Although this study did not investigate the direct effects of familiarity within trauma teams on patient’s outcome, our findings emphasize the importance of non-technical abilities among team members and clear role assignments of the team members. Nontechnical skills such as communication, leadership, and teamwork are examples of nontechnical skills that are increasingly being recognized as key components of emergency resource management . Thereby, a clear task delineation is required as it is hard to collaborating together without fully understanding each other necessitates. Trauma team simulation training has been proven to increase nontechnical skill development . Furthermore, during simulation training, understanding of role assignment within trauma teams might be a trainable aspect. Therefore, regular trauma team training might reduce the negative effects of unfamiliarity of team members.
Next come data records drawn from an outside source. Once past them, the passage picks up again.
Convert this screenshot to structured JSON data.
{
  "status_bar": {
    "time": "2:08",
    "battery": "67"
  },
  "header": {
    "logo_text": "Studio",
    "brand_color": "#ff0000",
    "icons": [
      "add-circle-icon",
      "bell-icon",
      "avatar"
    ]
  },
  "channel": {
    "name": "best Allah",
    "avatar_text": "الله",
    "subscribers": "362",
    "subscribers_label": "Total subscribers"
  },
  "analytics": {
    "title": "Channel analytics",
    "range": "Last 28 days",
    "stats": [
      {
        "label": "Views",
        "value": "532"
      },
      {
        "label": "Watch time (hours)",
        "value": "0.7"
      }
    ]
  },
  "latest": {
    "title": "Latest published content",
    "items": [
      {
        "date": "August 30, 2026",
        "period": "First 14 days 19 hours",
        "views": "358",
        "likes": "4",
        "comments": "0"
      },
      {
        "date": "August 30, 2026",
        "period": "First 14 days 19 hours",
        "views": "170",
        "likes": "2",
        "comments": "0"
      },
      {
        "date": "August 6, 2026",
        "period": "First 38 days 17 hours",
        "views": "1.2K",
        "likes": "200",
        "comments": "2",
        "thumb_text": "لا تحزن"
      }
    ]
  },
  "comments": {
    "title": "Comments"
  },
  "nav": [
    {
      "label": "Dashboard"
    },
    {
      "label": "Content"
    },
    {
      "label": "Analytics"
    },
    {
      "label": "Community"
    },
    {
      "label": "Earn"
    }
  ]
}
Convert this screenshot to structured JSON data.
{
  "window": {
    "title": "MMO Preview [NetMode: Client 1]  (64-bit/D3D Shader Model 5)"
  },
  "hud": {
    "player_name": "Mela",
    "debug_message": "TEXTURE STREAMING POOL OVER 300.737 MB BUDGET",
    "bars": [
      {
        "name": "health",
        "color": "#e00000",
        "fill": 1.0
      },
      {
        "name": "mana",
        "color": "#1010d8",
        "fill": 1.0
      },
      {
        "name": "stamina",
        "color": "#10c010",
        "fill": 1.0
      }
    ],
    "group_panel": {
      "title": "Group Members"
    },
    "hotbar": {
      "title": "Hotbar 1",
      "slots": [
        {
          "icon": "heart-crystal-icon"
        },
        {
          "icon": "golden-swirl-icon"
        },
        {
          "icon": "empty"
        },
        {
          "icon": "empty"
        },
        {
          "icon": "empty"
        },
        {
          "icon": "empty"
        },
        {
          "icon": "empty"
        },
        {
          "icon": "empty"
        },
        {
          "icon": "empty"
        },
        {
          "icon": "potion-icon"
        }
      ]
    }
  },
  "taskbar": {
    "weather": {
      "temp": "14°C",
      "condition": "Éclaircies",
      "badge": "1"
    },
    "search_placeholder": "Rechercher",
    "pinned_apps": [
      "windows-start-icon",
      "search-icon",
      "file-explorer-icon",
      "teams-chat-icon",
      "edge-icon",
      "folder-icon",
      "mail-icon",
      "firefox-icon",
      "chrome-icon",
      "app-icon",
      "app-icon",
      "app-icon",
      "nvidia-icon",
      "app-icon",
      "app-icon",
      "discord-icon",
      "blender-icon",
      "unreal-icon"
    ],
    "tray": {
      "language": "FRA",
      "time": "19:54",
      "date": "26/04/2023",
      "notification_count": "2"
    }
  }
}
More research is required to gain insights into the nature and extend of trauma team staffing variations and the impact on patient care and patient outcomes. First of all, to obtain a general overview and to increase generalizability of our study results, our study should be replicated in multiple trauma centers. Second, there is evidence of previous studies that teamwork leads to improved performance . Therefore, we suggest investigating the impact of high variance in team staffing on teamwork. Future research projects, should an may further improve our understanding of the impact of the trauma team variation including clinical outcomes. The overall theory is that considerable variance in trauma team staffing leads to impaired teamwork, which in turn is thought to lead to deteriorated performance. In simplest form, the impact of team variance on teamwork could be assessed during simulation sessions to compare teams with no or little variance to high variance. There are reliable and validated tools available to assess the teamwork, such as the T-NOTECHS tool [22,23,24]. Third, interventions to effectively reduce team variation could be developed, tested and implemented into practice. We suggest two types of interventions to be investigated. First interventions that reduce team staffing variance and second, interventions that reduce negative effects of team staffing variance. An example how team variance could be reduced is by advanced scheduling systems. Coordination of having the similar staff occupation within teams is extremely challenging, as multiple (para)medical specialties are involved in the trauma team. A possible approach could be scheduling using advanced methods, such as deep learning techniques, as described by Rosemarin . Their supposed deep-learning scheduling system was able to schedule based on hospital’s data and specific goals, which among other goals, could be the reduction of trauma team staffing variance.
Strengths and limitations
The strength of this study was the use of video recordings of trauma resuscitations to analyze trauma team composition, which provides an unbiased, indisputable and accurate documentation of the trauma resuscitation. However, our study also has limitations that should be considered. This was a single-site study in a level one trauma center in an academic institution. The practices and policies at our institution may differ from other academic medical centers and even more from smaller non-academic hospitals. As such, the generalizability of our findings may be limited. Furthermore, we analyzed 32 trauma team activations, within a relative short time. Thereby, most of the trauma resuscitations were during day and evening time, and very few during the night. Therefore, our study populations was too small to perform additional analysis. Therefore, results should be considered as a rough estimation of the extent of staffing variation of trauma teams at our hospital. Nevertheless, we believe that our key finding, that there is a high variance team staffing, will not change with an larger study population. Thereby, theoretically, there shall even be more variations over longer periods, because of rotations of residents, vacations and new personnel during the year.